Particle emitter physics?

I was playing around with unity and particle emitters, and found something really useful which would be very nce to have - particle physics! This would allow single particles to collide with objects, allowing effects such as sparks and debris. While I’m at it, it would also be cool if the lighting could affect the hue of the particles.

14 Likes

I don’t think it’s feasible to have full-fledged physics for the particles, but I’d like to be able to at the least specify planes with which I want the particles to interact.

I think lighting-affected particles is already on the list of features they want to implement eventually.

Why is that? Is it particularly resource intensive?

I can imagine it’s cheaper to perform physics on a point-based particle opposed to an actual part colliding with the environment, especially also because it should all be on the client and does not need to be synchronized between clients. However, if you have hundreds of particles on your screen that could possibly collide with the environment, I doubt that won’t reduce performance significantly.

Furthermore, how do you define hitboxes for particles? Particles are point-based objects right now, and they rotate around that single point. But instead of a point, a particle would rather need to have a sphere-based hitbox, otherwise its texture will go half-way through the environment whenever it collides. And naturally a sphere hitbox means a higher performance impact, since computing collisions is more resource intensive for spheres opposed to points.

They could raycast the direction the particle is moving, that could work. Since it is a point anyway.

Don’t you already do raycsting for physics?

I think OP wants collisions with dynamic environments as well, and as soon as your environment is dynamic (i.e. can change through moving parts) then simply raycasting in the direction of the point won’t work any more. Also if the angle between the direction of movement and the surface of an object is low enough, the texture will still clip through the environment for a significant part.

I think point-based collisions would still be an okay solution to this, although still resource intensive and you’ll also have the texture clipping issue I display in the image. Another negative aspect about point-based particles is that they have the potential to (theoretically) creep into infinitely small creases between objects which may cause unexpected results.

Then don’t make 100 collidable particle emitters? Particles can have a CollisionsEnabled/CanCollide property – not all of them need to calculate collisions.

I don’t know what number of particles is feasible to begin with, it would basically mean colliding a bunch of little spheres with the environment.

Besides, will full-fledged physics be that useful for particles? I think you would want the particles to interact with certain surfaces but not all of them. (e.g. sparks from an electricity cable would interact with the floor and walls but not with the character as I walk under it) I think manually specifying which objects should be interacted with, or specifying the collision surfaces yourself, would allow for a larger amount of colliding particles and would also fulfil most of the use cases I can think of.

Here’s some spiffy particle collisions from unreal engine

a bit much?

No way!

26 Likes

Cool! It seems point-based so that explains why it’s feasible I suppose.

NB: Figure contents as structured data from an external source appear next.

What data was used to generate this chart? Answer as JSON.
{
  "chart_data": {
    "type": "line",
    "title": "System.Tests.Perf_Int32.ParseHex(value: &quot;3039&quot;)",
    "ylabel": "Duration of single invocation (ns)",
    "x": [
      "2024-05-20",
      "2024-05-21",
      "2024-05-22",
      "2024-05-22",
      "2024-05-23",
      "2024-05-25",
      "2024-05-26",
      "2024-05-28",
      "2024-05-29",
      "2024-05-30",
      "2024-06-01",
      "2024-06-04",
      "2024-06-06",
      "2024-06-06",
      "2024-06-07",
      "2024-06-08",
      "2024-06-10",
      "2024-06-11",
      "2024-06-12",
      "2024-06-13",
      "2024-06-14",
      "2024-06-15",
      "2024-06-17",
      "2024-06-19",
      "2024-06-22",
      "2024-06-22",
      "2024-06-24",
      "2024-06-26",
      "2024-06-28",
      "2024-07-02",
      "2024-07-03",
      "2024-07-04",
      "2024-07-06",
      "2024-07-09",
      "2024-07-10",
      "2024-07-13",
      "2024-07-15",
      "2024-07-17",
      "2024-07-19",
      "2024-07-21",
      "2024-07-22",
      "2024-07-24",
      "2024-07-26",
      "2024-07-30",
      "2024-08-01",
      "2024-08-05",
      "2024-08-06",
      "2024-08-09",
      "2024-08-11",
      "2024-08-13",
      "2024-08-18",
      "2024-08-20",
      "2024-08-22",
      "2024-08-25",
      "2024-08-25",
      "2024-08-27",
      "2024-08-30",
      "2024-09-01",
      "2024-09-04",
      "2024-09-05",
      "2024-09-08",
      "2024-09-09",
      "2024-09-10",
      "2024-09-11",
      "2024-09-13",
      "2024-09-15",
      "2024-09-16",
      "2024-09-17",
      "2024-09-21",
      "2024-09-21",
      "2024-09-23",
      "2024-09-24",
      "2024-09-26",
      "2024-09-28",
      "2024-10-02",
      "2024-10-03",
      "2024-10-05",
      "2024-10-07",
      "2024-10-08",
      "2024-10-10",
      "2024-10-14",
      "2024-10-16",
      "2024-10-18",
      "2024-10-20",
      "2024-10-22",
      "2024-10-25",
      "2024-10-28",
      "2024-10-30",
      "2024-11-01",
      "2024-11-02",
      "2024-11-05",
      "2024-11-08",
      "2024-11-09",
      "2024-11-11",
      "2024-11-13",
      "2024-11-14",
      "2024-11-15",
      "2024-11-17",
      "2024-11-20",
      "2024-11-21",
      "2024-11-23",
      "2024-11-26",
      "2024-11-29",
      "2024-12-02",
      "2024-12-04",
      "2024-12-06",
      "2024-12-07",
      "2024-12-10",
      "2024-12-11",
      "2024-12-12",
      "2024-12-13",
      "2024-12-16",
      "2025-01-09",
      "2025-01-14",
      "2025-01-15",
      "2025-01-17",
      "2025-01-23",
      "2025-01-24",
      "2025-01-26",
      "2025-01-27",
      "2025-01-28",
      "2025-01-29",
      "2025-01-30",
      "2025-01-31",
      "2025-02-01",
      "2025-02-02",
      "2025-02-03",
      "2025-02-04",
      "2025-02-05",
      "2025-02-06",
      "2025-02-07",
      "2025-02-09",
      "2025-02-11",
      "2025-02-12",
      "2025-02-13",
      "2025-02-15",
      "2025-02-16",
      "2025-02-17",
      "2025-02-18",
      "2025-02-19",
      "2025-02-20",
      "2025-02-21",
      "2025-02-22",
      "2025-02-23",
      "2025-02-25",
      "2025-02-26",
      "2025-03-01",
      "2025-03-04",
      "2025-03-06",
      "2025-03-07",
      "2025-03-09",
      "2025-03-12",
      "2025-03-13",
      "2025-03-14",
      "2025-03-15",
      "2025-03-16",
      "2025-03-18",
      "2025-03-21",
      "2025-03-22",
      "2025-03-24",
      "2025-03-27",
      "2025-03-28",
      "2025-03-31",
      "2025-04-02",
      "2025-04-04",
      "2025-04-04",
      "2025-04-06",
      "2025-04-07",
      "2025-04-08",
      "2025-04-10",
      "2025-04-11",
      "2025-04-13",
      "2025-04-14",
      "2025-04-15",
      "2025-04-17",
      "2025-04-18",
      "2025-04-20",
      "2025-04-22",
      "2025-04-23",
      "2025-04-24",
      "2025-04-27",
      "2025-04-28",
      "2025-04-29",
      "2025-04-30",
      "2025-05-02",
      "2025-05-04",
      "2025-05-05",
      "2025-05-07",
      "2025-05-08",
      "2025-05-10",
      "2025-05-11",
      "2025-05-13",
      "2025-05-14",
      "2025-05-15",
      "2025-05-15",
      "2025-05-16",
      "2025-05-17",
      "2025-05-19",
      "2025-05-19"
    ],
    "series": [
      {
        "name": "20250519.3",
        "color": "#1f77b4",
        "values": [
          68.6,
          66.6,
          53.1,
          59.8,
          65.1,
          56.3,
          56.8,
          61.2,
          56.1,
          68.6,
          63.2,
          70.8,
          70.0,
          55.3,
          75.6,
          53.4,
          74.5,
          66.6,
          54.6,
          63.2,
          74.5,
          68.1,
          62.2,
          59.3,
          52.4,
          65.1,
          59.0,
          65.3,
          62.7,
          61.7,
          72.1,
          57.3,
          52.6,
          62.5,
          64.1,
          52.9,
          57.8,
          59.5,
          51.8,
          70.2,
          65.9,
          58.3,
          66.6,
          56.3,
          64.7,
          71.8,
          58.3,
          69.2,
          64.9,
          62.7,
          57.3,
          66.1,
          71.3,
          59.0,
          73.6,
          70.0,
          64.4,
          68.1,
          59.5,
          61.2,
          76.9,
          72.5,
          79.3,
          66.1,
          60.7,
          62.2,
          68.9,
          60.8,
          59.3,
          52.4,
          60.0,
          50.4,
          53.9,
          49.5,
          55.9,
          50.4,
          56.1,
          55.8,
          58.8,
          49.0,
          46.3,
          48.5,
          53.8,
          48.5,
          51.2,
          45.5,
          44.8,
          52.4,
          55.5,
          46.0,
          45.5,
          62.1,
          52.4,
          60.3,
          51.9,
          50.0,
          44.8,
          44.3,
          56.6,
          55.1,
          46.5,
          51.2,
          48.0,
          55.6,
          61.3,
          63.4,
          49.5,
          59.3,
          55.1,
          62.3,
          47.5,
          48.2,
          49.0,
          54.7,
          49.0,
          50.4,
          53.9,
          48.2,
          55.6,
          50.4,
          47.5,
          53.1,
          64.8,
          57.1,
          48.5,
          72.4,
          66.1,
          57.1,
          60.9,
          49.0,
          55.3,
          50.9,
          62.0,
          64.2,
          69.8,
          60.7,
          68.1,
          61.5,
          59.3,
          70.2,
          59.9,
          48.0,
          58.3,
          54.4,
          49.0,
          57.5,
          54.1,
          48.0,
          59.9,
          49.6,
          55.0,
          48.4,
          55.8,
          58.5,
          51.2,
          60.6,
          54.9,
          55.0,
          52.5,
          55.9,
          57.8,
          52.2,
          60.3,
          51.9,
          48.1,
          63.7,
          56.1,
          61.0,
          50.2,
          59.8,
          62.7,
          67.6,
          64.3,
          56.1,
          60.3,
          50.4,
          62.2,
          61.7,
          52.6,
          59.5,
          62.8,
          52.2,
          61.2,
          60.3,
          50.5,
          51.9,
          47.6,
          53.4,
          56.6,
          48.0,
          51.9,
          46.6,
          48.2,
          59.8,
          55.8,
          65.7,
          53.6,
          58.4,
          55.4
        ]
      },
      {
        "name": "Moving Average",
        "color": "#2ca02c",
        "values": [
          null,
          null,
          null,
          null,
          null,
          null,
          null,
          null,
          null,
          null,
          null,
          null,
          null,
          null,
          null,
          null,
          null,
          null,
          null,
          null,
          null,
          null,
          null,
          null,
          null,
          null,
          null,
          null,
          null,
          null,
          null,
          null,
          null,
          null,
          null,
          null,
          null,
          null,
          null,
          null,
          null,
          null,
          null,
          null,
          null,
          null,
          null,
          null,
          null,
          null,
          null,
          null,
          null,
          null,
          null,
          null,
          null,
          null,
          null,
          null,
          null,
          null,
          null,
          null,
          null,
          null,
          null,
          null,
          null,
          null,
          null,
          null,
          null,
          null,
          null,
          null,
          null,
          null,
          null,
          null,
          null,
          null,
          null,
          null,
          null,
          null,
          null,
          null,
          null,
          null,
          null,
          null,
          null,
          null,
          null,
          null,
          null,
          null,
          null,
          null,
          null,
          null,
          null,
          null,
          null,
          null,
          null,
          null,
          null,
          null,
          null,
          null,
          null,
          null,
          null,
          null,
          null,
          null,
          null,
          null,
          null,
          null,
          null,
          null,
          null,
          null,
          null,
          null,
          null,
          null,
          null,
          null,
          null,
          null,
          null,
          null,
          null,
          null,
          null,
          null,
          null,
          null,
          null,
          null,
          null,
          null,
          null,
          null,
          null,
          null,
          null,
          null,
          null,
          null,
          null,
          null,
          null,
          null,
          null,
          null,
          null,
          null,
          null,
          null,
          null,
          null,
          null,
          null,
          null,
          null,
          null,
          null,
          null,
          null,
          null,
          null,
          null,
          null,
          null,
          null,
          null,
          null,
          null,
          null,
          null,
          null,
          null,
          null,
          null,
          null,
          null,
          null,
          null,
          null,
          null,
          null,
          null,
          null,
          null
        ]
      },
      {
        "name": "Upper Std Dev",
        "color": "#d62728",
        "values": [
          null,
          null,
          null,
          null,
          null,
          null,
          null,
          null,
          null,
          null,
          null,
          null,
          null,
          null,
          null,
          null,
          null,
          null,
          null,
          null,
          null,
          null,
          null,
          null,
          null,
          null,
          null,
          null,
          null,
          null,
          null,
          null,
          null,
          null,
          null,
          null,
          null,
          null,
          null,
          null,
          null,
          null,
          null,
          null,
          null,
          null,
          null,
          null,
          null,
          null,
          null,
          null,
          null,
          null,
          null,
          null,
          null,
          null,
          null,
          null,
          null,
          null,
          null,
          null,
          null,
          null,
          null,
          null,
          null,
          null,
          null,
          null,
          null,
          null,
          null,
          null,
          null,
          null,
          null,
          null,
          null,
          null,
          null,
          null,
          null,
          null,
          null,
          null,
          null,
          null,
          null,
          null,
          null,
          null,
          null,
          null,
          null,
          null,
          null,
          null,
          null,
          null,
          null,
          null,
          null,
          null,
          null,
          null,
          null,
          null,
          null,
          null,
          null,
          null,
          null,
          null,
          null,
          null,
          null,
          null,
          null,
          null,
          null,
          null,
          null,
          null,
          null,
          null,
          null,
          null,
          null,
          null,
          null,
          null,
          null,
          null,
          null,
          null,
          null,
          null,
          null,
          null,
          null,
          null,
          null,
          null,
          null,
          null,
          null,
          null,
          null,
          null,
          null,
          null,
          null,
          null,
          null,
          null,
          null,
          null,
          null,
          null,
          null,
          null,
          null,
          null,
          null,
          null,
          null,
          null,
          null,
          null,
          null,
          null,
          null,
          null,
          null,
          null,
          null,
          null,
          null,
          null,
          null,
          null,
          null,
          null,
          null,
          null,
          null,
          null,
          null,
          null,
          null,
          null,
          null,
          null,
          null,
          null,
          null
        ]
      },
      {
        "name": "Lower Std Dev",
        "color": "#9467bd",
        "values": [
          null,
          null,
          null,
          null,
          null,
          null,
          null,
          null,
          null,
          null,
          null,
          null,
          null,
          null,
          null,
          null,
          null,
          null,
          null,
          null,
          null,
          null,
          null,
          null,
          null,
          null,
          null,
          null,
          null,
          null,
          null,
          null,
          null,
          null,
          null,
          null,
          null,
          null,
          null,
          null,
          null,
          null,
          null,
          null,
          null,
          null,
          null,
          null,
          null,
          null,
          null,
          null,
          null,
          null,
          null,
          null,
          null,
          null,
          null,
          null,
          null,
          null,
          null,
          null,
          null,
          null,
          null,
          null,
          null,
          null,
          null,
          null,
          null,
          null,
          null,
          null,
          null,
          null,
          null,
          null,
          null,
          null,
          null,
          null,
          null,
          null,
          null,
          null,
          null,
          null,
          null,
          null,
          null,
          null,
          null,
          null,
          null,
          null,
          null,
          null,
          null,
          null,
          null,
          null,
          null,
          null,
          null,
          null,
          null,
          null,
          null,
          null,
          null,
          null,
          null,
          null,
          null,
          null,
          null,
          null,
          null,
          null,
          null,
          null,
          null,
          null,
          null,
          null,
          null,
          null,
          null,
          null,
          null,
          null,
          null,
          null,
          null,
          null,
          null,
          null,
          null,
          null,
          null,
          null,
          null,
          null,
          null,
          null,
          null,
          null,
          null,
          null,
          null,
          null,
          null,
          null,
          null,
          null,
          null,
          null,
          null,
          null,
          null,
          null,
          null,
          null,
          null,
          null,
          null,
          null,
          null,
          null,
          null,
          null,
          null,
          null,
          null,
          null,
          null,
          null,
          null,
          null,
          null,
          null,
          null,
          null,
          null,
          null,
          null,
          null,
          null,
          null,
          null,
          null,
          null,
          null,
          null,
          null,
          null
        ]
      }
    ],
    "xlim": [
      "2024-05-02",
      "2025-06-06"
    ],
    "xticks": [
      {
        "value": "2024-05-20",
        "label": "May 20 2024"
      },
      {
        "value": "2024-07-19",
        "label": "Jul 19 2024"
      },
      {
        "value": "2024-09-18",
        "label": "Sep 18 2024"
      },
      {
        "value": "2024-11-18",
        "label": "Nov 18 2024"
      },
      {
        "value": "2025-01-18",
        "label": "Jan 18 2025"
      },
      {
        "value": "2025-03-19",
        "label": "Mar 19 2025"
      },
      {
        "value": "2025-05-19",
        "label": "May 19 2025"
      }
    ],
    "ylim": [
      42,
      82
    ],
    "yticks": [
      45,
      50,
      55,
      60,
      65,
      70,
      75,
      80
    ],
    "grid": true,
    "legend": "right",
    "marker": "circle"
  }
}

Lots of interesting things to see in the video, for example in that first collision one part of the particles seems to get gravity and the other just continues on without gravity (meaning properties per face of the objects?! or the gravity is just super low and I can’t tell that the left stream has gravity), and the red hollow cylinder seems to have different properties as well because the particles have enough energy to get all the way out again. :open_mouth:

1 Like

Nah, there’s no physics in that project, everything’s purely kinematic. Hackweek.

The gravity is localized (vector field), can also be spherical and push in both directions. The cylinder is a custom pipe-like effector. Deflectors merely reverse the normal velocity with some relative-speed hacks built in, so that you can e.g. flick the particles with a fast-moving deflector attached to a part.

Fake gravity

9 Likes

8 Likes

Even if it’s fake, it still works and looks very good… I doubt many particles will need accurate physics either. This was what? 10 years ago? Come on, We need this. As of now, there are a few particle physics modules in #resources, and even those were a few years ago. Why can’t Roblox add this into particles by default?